Speech and Dialogue | Doctoral Program - Information Engineering and Computer Science

Speech and Dialogue

Computational Models for Analyzing Affective Behavior and Personality from Speech and Text

Firoj Alam

Publications | alam [at] disi.unitn.it (Email)


Automatic analysis and summarization of affective behavior and personality from human-human interactions are becoming a central theme in many research areas including computer and social sciences and psychology. Affective behavior is defined as short-term states, which are very brief in duration, arise in response to an event or situation that are relevant and change rapidly over time. They include empathy, anger, frustration, satisfaction, and dissatisfaction. Personality is defined as individual’s longer-term characteristics that are stable over time and that describe individual’s true nature. The stable personality traits have been captured in psychology by the Big-5 model that includes the following traits: openness, conscientiousness, extraversion, agreeableness and neuroticism. Traditional approaches towards measuring behavioral information and personality use either observer- or self- assessed questionnaires. Observers usually monitor the overt signals and label interactional scenarios, whereas self-assessors evaluate what they perceive from the interactional scenarios. Using this measured behavioral and personality information, a typical descriptive summary is designed to improve domain experts’ decision-making processes. However, such a manual approach is time-consuming and expensive. Thus it motivated us to the design of automated computational models. Moreover, the motiva- tion of studying affective behavior and personality is to design a behavioral profile of an individual, from which one can understand/predict how an individual interprets or values a situation. Therefore, the aim of the work is to design automated computational models for analyzing affective behavior such as empathy, anger, frustration, satisfaction, and dissatisfaction and Big-5 personality traits using behavioral signals that are expressed in conversational interactions.

Spoken Dialog systems

Alessandra Cervone

Publications | alessandra.cervone [at] unitn.it (Email) | Website


My research focuses on Open-domain spoken dialog systems.

Deep Learning for Distant Speech Recognition

Mirco Ravanelli

Publications | mirco.ravanelli [at] unitn.it (Email) | Website


Building computers that understand speech represents a crucial step towards easy-to-use human-machine interfaces. During the last decade, much research has been devoted to improving Automatic Speech Recognition (ASR) technologies, resulting in several popular applications ranging from web-search to car control and radiological reporting, just to name a few.
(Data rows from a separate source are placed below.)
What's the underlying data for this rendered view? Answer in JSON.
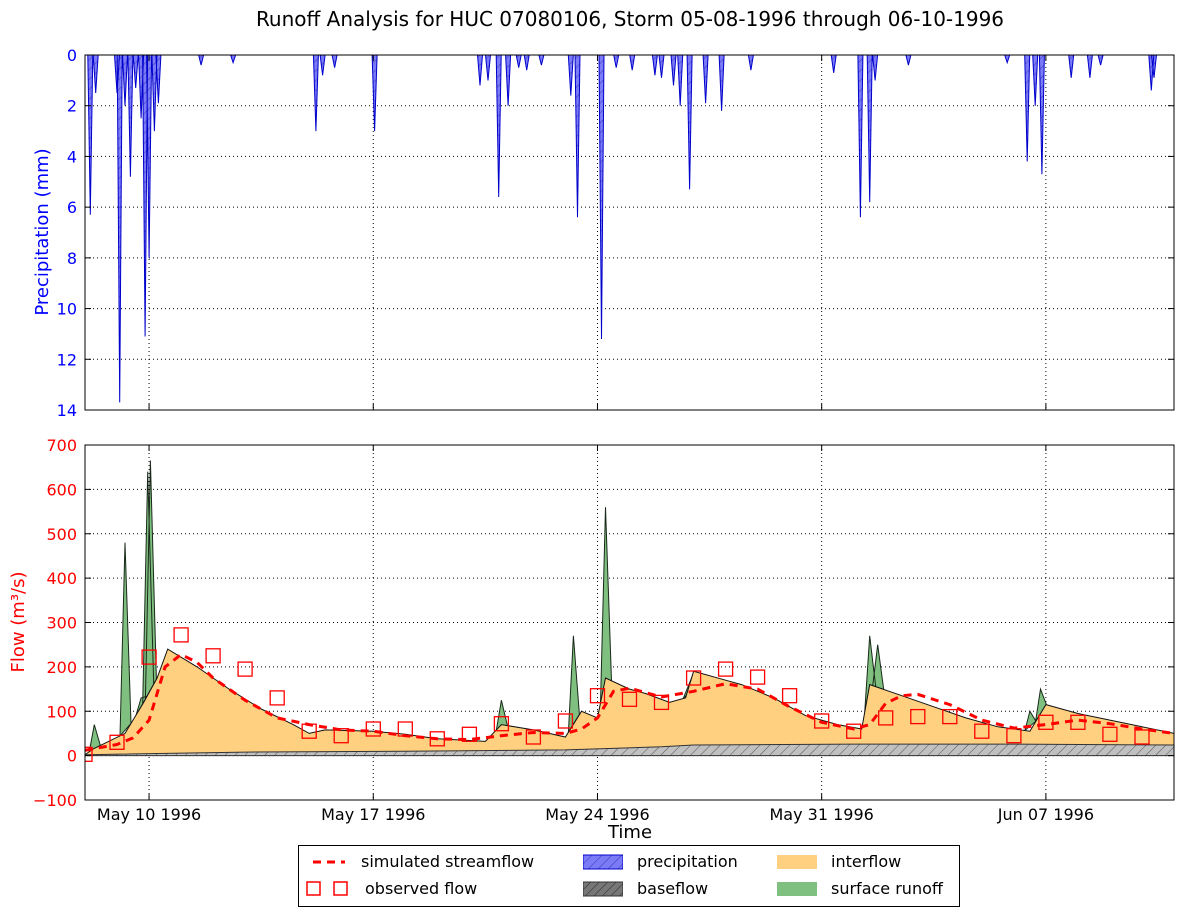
{
  "chart_data": {
    "type": "area",
    "title": "Runoff Analysis for HUC 07080106, Storm 05-08-1996 through 06-10-1996",
    "x_start": "1996-05-08",
    "x_end": "1996-06-11",
    "xlabel": "Time",
    "x_ticks": [
      {
        "date": "1996-05-10",
        "label": "May 10 1996"
      },
      {
        "date": "1996-05-17",
        "label": "May 17 1996"
      },
      {
        "date": "1996-05-24",
        "label": "May 24 1996"
      },
      {
        "date": "1996-05-31",
        "label": "May 31 1996"
      },
      {
        "date": "1996-06-07",
        "label": "Jun 07 1996"
      }
    ],
    "grid": true,
    "precipitation": {
      "ylabel": "Precipitation (mm)",
      "ylim": [
        0,
        14
      ],
      "y_inverted": true,
      "yticks": [
        0,
        2,
        4,
        6,
        8,
        10,
        12,
        14
      ],
      "color": "#0000ff",
      "peaks": [
        {
          "date": "1996-05-08 04:00",
          "value": 6.3
        },
        {
          "date": "1996-05-08 08:00",
          "value": 1.5
        },
        {
          "date": "1996-05-09 00:00",
          "value": 1.5
        },
        {
          "date": "1996-05-09 02:00",
          "value": 13.7
        },
        {
          "date": "1996-05-09 06:00",
          "value": 2.0
        },
        {
          "date": "1996-05-09 10:00",
          "value": 4.8
        },
        {
          "date": "1996-05-09 14:00",
          "value": 1.3
        },
        {
          "date": "1996-05-09 18:00",
          "value": 2.5
        },
        {
          "date": "1996-05-09 21:00",
          "value": 11.1
        },
        {
          "date": "1996-05-10 00:00",
          "value": 8.0
        },
        {
          "date": "1996-05-10 04:00",
          "value": 3.0
        },
        {
          "date": "1996-05-10 07:00",
          "value": 1.9
        },
        {
          "date": "1996-05-11 15:00",
          "value": 0.4
        },
        {
          "date": "1996-05-12 15:00",
          "value": 0.3
        },
        {
          "date": "1996-05-15 05:00",
          "value": 3.0
        },
        {
          "date": "1996-05-15 10:00",
          "value": 0.8
        },
        {
          "date": "1996-05-15 19:00",
          "value": 0.5
        },
        {
          "date": "1996-05-17 01:00",
          "value": 3.0
        },
        {
          "date": "1996-05-20 08:00",
          "value": 1.2
        },
        {
          "date": "1996-05-20 14:00",
          "value": 1.0
        },
        {
          "date": "1996-05-20 22:00",
          "value": 5.6
        },
        {
          "date": "1996-05-21 05:00",
          "value": 2.0
        },
        {
          "date": "1996-05-21 13:00",
          "value": 0.5
        },
        {
          "date": "1996-05-21 19:00",
          "value": 0.6
        },
        {
          "date": "1996-05-22 06:00",
          "value": 0.4
        },
        {
          "date": "1996-05-23 04:00",
          "value": 1.6
        },
        {
          "date": "1996-05-23 09:00",
          "value": 6.4
        },
        {
          "date": "1996-05-24 03:00",
          "value": 11.2
        },
        {
          "date": "1996-05-24 14:00",
          "value": 0.5
        },
        {
          "date": "1996-05-25 02:00",
          "value": 0.6
        },
        {
          "date": "1996-05-25 19:00",
          "value": 0.8
        },
        {
          "date": "1996-05-26 00:00",
          "value": 0.9
        },
        {
          "date": "1996-05-26 09:00",
          "value": 1.2
        },
        {
          "date": "1996-05-26 14:00",
          "value": 2.0
        },
        {
          "date": "1996-05-26 21:00",
          "value": 5.3
        },
        {
          "date": "1996-05-27 09:00",
          "value": 1.9
        },
        {
          "date": "1996-05-27 21:00",
          "value": 2.2
        },
        {
          "date": "1996-05-28 19:00",
          "value": 0.6
        },
        {
          "date": "1996-05-31 09:00",
          "value": 0.7
        },
        {
          "date": "1996-06-01 05:00",
          "value": 6.4
        },
        {
          "date": "1996-06-01 12:00",
          "value": 5.8
        },
        {
          "date": "1996-06-01 16:00",
          "value": 1.0
        },
        {
          "date": "1996-06-02 17:00",
          "value": 0.4
        },
        {
          "date": "1996-06-05 19:00",
          "value": 0.3
        },
        {
          "date": "1996-06-06 10:00",
          "value": 4.2
        },
        {
          "date": "1996-06-06 16:00",
          "value": 2.0
        },
        {
          "date": "1996-06-06 21:00",
          "value": 4.7
        },
        {
          "date": "1996-06-07 19:00",
          "value": 0.9
        },
        {
          "date": "1996-06-08 09:00",
          "value": 0.9
        },
        {
          "date": "1996-06-08 17:00",
          "value": 0.4
        },
        {
          "date": "1996-06-10 07:00",
          "value": 1.4
        },
        {
          "date": "1996-06-10 09:00",
          "value": 0.9
        }
      ]
    },
    "flow": {
      "ylabel": "Flow (m³/s)",
      "ylim": [
        -100,
        700
      ],
      "yticks": [
        -100,
        0,
        100,
        200,
        300,
        400,
        500,
        600,
        700
      ],
      "observed_flow": [
        {
          "date": "1996-05-08 00:00",
          "value": 3
        },
        {
          "date": "1996-05-09 00:00",
          "value": 30
        },
        {
          "date": "1996-05-10 00:00",
          "value": 222
        },
        {
          "date": "1996-05-11 00:00",
          "value": 272
        },
        {
          "date": "1996-05-12 00:00",
          "value": 225
        },
        {
          "date": "1996-05-13 00:00",
          "value": 195
        },
        {
          "date": "1996-05-14 00:00",
          "value": 130
        },
        {
          "date": "1996-05-15 00:00",
          "value": 55
        },
        {
          "date": "1996-05-16 00:00",
          "value": 45
        },
        {
          "date": "1996-05-17 00:00",
          "value": 60
        },
        {
          "date": "1996-05-18 00:00",
          "value": 60
        },
        {
          "date": "1996-05-19 00:00",
          "value": 38
        },
        {
          "date": "1996-05-20 00:00",
          "value": 48
        },
        {
          "date": "1996-05-21 00:00",
          "value": 72
        },
        {
          "date": "1996-05-22 00:00",
          "value": 42
        },
        {
          "date": "1996-05-23 00:00",
          "value": 78
        },
        {
          "date": "1996-05-24 00:00",
          "value": 135
        },
        {
          "date": "1996-05-25 00:00",
          "value": 127
        },
        {
          "date": "1996-05-26 00:00",
          "value": 120
        },
        {
          "date": "1996-05-27 00:00",
          "value": 175
        },
        {
          "date": "1996-05-28 00:00",
          "value": 195
        },
        {
          "date": "1996-05-29 00:00",
          "value": 177
        },
        {
          "date": "1996-05-30 00:00",
          "value": 135
        },
        {
          "date": "1996-05-31 00:00",
          "value": 78
        },
        {
          "date": "1996-06-01 00:00",
          "value": 55
        },
        {
          "date": "1996-06-02 00:00",
          "value": 85
        },
        {
          "date": "1996-06-03 00:00",
          "value": 88
        },
        {
          "date": "1996-06-04 00:00",
          "value": 88
        },
        {
          "date": "1996-06-05 00:00",
          "value": 55
        },
        {
          "date": "1996-06-06 00:00",
          "value": 45
        },
        {
          "date": "1996-06-07 00:00",
          "value": 75
        },
        {
          "date": "1996-06-08 00:00",
          "value": 75
        },
        {
          "date": "1996-06-09 00:00",
          "value": 48
        },
        {
          "date": "1996-06-10 00:00",
          "value": 42
        }
      ],
      "simulated_streamflow": [
        {
          "date": "1996-05-08 00:00",
          "value": 12
        },
        {
          "date": "1996-05-09 00:00",
          "value": 25
        },
        {
          "date": "1996-05-09 12:00",
          "value": 40
        },
        {
          "date": "1996-05-10 00:00",
          "value": 80
        },
        {
          "date": "1996-05-10 12:00",
          "value": 200
        },
        {
          "date": "1996-05-11 00:00",
          "value": 228
        },
        {
          "date": "1996-05-11 12:00",
          "value": 210
        },
        {
          "date": "1996-05-12 00:00",
          "value": 175
        },
        {
          "date": "1996-05-13 00:00",
          "value": 125
        },
        {
          "date": "1996-05-14 00:00",
          "value": 85
        },
        {
          "date": "1996-05-15 00:00",
          "value": 70
        },
        {
          "date": "1996-05-16 00:00",
          "value": 58
        },
        {
          "date": "1996-05-17 00:00",
          "value": 55
        },
        {
          "date": "1996-05-18 00:00",
          "value": 45
        },
        {
          "date": "1996-05-19 00:00",
          "value": 38
        },
        {
          "date": "1996-05-20 00:00",
          "value": 36
        },
        {
          "date": "1996-05-21 00:00",
          "value": 45
        },
        {
          "date": "1996-05-22 00:00",
          "value": 52
        },
        {
          "date": "1996-05-23 00:00",
          "value": 50
        },
        {
          "date": "1996-05-23 12:00",
          "value": 60
        },
        {
          "date": "1996-05-24 00:00",
          "value": 85
        },
        {
          "date": "1996-05-24 12:00",
          "value": 145
        },
        {
          "date": "1996-05-25 00:00",
          "value": 152
        },
        {
          "date": "1996-05-26 00:00",
          "value": 132
        },
        {
          "date": "1996-05-27 00:00",
          "value": 145
        },
        {
          "date": "1996-05-28 00:00",
          "value": 162
        },
        {
          "date": "1996-05-29 00:00",
          "value": 150
        },
        {
          "date": "1996-05-30 00:00",
          "value": 110
        },
        {
          "date": "1996-05-31 00:00",
          "value": 75
        },
        {
          "date": "1996-06-01 00:00",
          "value": 60
        },
        {
          "date": "1996-06-01 12:00",
          "value": 70
        },
        {
          "date": "1996-06-02 00:00",
          "value": 118
        },
        {
          "date": "1996-06-02 12:00",
          "value": 135
        },
        {
          "date": "1996-06-03 00:00",
          "value": 138
        },
        {
          "date": "1996-06-04 00:00",
          "value": 115
        },
        {
          "date": "1996-06-05 00:00",
          "value": 80
        },
        {
          "date": "1996-06-06 00:00",
          "value": 62
        },
        {
          "date": "1996-06-07 00:00",
          "value": 70
        },
        {
          "date": "1996-06-08 00:00",
          "value": 80
        },
        {
          "date": "1996-06-09 00:00",
          "value": 72
        },
        {
          "date": "1996-06-10 00:00",
          "value": 60
        },
        {
          "date": "1996-06-11 00:00",
          "value": 50
        }
      ],
      "baseflow": [
        {
          "date": "1996-05-08 00:00",
          "value": 2
        },
        {
          "date": "1996-05-13 00:00",
          "value": 8
        },
        {
          "date": "1996-05-18 00:00",
          "value": 10
        },
        {
          "date": "1996-05-23 00:00",
          "value": 13
        },
        {
          "date": "1996-05-26 00:00",
          "value": 20
        },
        {
          "date": "1996-05-27 00:00",
          "value": 24
        },
        {
          "date": "1996-06-01 00:00",
          "value": 26
        },
        {
          "date": "1996-06-06 00:00",
          "value": 26
        },
        {
          "date": "1996-06-11 00:00",
          "value": 24
        }
      ],
      "interflow_total": [
        {
          "date": "1996-05-08 00:00",
          "value": 2
        },
        {
          "date": "1996-05-08 06:00",
          "value": 15
        },
        {
          "date": "1996-05-09 06:00",
          "value": 50
        },
        {
          "date": "1996-05-09 20:00",
          "value": 120
        },
        {
          "date": "1996-05-10 06:00",
          "value": 175
        },
        {
          "date": "1996-05-10 14:00",
          "value": 240
        },
        {
          "date": "1996-05-11 12:00",
          "value": 200
        },
        {
          "date": "1996-05-12 12:00",
          "value": 150
        },
        {
          "date": "1996-05-13 12:00",
          "value": 105
        },
        {
          "date": "1996-05-14 12:00",
          "value": 70
        },
        {
          "date": "1996-05-15 00:00",
          "value": 50
        },
        {
          "date": "1996-05-15 12:00",
          "value": 58
        },
        {
          "date": "1996-05-17 00:00",
          "value": 55
        },
        {
          "date": "1996-05-18 00:00",
          "value": 48
        },
        {
          "date": "1996-05-19 00:00",
          "value": 38
        },
        {
          "date": "1996-05-20 12:00",
          "value": 32
        },
        {
          "date": "1996-05-21 00:00",
          "value": 70
        },
        {
          "date": "1996-05-22 00:00",
          "value": 58
        },
        {
          "date": "1996-05-23 00:00",
          "value": 42
        },
        {
          "date": "1996-05-23 12:00",
          "value": 100
        },
        {
          "date": "1996-05-24 00:00",
          "value": 85
        },
        {
          "date": "1996-05-24 06:00",
          "value": 175
        },
        {
          "date": "1996-05-25 00:00",
          "value": 150
        },
        {
          "date": "1996-05-25 12:00",
          "value": 140
        },
        {
          "date": "1996-05-26 06:00",
          "value": 120
        },
        {
          "date": "1996-05-26 18:00",
          "value": 130
        },
        {
          "date": "1996-05-27 00:00",
          "value": 190
        },
        {
          "date": "1996-05-28 00:00",
          "value": 170
        },
        {
          "date": "1996-05-28 12:00",
          "value": 160
        },
        {
          "date": "1996-05-29 12:00",
          "value": 130
        },
        {
          "date": "1996-05-30 12:00",
          "value": 90
        },
        {
          "date": "1996-05-31 12:00",
          "value": 70
        },
        {
          "date": "1996-06-01 06:00",
          "value": 60
        },
        {
          "date": "1996-06-01 12:00",
          "value": 160
        },
        {
          "date": "1996-06-02 12:00",
          "value": 135
        },
        {
          "date": "1996-06-03 12:00",
          "value": 110
        },
        {
          "date": "1996-06-04 12:00",
          "value": 85
        },
        {
          "date": "1996-06-05 12:00",
          "value": 65
        },
        {
          "date": "1996-06-06 12:00",
          "value": 55
        },
        {
          "date": "1996-06-07 00:00",
          "value": 115
        },
        {
          "date": "1996-06-08 00:00",
          "value": 95
        },
        {
          "date": "1996-06-09 00:00",
          "value": 80
        },
        {
          "date": "1996-06-10 00:00",
          "value": 65
        },
        {
          "date": "1996-06-11 00:00",
          "value": 50
        }
      ],
      "surface_runoff_peaks": [
        {
          "date": "1996-05-08 07:00",
          "value": 70
        },
        {
          "date": "1996-05-09 06:00",
          "value": 480
        },
        {
          "date": "1996-05-09 18:00",
          "value": 130
        },
        {
          "date": "1996-05-09 23:00",
          "value": 640
        },
        {
          "date": "1996-05-10 01:00",
          "value": 665
        },
        {
          "date": "1996-05-21 00:00",
          "value": 125
        },
        {
          "date": "1996-05-23 06:00",
          "value": 270
        },
        {
          "date": "1996-05-24 06:00",
          "value": 560
        },
        {
          "date": "1996-05-26 20:00",
          "value": 140
        },
        {
          "date": "1996-06-01 12:00",
          "value": 270
        },
        {
          "date": "1996-06-01 18:00",
          "value": 250
        },
        {
          "date": "1996-06-06 12:00",
          "value": 100
        },
        {
          "date": "1996-06-06 20:00",
          "value": 150
        }
      ]
    },
    "legend": {
      "placement": "bottom-center",
      "entries": [
        "simulated streamflow",
        "observed flow",
        "precipitation",
        "baseflow",
        "interflow",
        "surface runoff"
      ]
    },
    "colors": {
      "precipitation_fill": "#7b7bf7",
      "precipitation_edge": "#0000cc",
      "interflow": "#ffd080",
      "surface_runoff": "#7fbf7f",
      "baseflow": "#c0c0c0",
      "simulated_streamflow": "#ff0000",
      "observed_flow": "#ff0000",
      "precip_axis": "#0000ff",
      "flow_axis": "#ff0000"
    }
  }
}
Unfortunately, most state-of-the-art systems provide a satisfactory performance only in close-talking scenarios, where the user is forced to speak very close to a microphone-equipped device. Considering the growing interest towards speech recognition and the progressive use of this technology in everyday lives, it is easy to predict that in the future users will prefer to relax the constraint of handling or wearing any device to access speech recognition services, requiring technologies able to cope with distant-talking interactions also in challenging acoustic environments. A challenging but worthwhile scenario is represented by far-field speech recognition in the domestic environment, where users might prefer to freely interact with their home appliances without wearing or even handling any microphone-equipped device. To improve current distant-talking ASR systems, a promising approach concerns the use of Deep Neural Networks (DNNs). In particular, designing a proper DNN paradigm in a multi-channel far-field scenario can potentially help in overtaking the major limitations of current distant-talking technologies. To reach this ambitious goal, my efforts are focused not only to study proper neural network architectures, but also on devising novel learning algorithms and training strategies, which can be more suitable for distant-taking speech recognition purposes.